At the age of 85, Aurora Venturini stunned Argentine readers when her darkly funny and formally daring novel, Cousins, won Página/12's New Novel Award. She had already written more than thirty books-but it was only then, in 2007, that she was widely recognized as a radical voice in Spanish-language literature. Venturini never stopped writing in her 92 years and lived a life immersed in the literature and culture of the twentieth century: her first award was given to her in person by Jorge Luis Borges, she was friends and colleagues with Eva Peron; and when she lived in exile in Paris she socialized with a sparkling milieu of writers and philosophers, including Simone de Beauvoir and Jean-Paul Sartre.
Widely regarded as Venturini's masterpiece, Cousins is the story of four women from an impoverished, dysfunctional family in La Plata, Argentina, who are forced to suffer a series of ordeals including disfigurement, illegal abortions, miscarriages, sexual abuse and murder, narrated by a daughter whose success as a painter offers her a chance to achieve economic independence and help her family as best she can.
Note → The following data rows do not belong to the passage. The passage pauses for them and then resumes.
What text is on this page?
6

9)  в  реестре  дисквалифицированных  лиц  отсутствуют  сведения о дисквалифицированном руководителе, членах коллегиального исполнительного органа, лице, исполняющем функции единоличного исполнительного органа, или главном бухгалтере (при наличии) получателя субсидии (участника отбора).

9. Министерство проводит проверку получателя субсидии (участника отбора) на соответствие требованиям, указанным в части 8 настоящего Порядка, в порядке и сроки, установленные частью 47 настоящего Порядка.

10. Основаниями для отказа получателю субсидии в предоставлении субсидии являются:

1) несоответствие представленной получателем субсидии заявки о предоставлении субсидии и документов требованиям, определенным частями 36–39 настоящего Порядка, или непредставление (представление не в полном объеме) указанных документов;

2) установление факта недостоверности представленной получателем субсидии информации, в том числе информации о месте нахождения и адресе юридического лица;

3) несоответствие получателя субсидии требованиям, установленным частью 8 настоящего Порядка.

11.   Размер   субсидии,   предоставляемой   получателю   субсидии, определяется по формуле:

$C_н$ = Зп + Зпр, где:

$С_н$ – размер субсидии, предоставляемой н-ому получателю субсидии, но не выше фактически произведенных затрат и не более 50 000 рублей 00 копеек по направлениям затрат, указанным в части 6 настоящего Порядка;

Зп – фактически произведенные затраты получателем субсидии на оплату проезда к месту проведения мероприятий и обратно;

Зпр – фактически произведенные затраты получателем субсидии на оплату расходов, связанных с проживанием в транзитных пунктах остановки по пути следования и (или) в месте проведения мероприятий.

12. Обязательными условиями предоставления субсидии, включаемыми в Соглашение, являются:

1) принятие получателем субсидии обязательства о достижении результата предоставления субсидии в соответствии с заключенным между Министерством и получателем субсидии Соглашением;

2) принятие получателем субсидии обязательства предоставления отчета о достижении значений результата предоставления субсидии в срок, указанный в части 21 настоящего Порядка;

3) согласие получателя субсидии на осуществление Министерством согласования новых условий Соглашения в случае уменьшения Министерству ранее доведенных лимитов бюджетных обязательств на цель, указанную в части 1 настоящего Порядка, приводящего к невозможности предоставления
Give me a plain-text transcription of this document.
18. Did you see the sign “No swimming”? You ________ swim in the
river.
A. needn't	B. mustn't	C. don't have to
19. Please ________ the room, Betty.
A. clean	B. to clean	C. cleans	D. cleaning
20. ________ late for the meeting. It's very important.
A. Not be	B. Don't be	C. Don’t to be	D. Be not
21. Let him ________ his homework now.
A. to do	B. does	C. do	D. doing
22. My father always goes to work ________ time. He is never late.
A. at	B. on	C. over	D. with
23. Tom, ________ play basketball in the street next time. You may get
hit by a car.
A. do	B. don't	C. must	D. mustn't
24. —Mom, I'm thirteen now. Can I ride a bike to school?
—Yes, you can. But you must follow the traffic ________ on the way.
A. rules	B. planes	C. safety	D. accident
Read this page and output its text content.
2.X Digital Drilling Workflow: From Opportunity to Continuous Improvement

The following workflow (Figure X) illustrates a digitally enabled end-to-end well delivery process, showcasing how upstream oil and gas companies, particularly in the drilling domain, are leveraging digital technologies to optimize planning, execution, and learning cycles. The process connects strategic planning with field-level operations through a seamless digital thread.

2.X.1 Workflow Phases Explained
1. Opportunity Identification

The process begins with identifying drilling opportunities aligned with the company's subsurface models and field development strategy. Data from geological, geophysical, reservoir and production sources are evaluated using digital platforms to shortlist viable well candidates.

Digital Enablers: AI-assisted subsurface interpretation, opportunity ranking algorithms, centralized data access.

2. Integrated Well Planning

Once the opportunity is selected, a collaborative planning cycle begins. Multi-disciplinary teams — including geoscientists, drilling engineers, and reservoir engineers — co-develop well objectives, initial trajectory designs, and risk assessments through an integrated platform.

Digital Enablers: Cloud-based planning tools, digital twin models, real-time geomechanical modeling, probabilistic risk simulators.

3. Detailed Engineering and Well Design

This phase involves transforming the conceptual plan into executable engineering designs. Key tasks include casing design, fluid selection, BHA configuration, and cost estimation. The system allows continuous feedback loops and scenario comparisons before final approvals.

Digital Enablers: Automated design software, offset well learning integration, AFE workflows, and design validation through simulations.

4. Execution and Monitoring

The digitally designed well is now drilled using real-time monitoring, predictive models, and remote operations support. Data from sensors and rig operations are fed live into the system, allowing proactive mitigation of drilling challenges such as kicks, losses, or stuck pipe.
Neighborhood mythologies, family, female sexuality, vengeance, and social mobility through art are explored and scrutinized in the unmistakable voice of an unforgettable protagonist, Yuna, who stares wildly at the world in which she is compelled to live; a voice unique in its candidness, sharp edge and utterly breathtaking power. Cousins is the jewel in Venturini's oeuvre-mischievous and stylish, vital and mysterious, and completely original.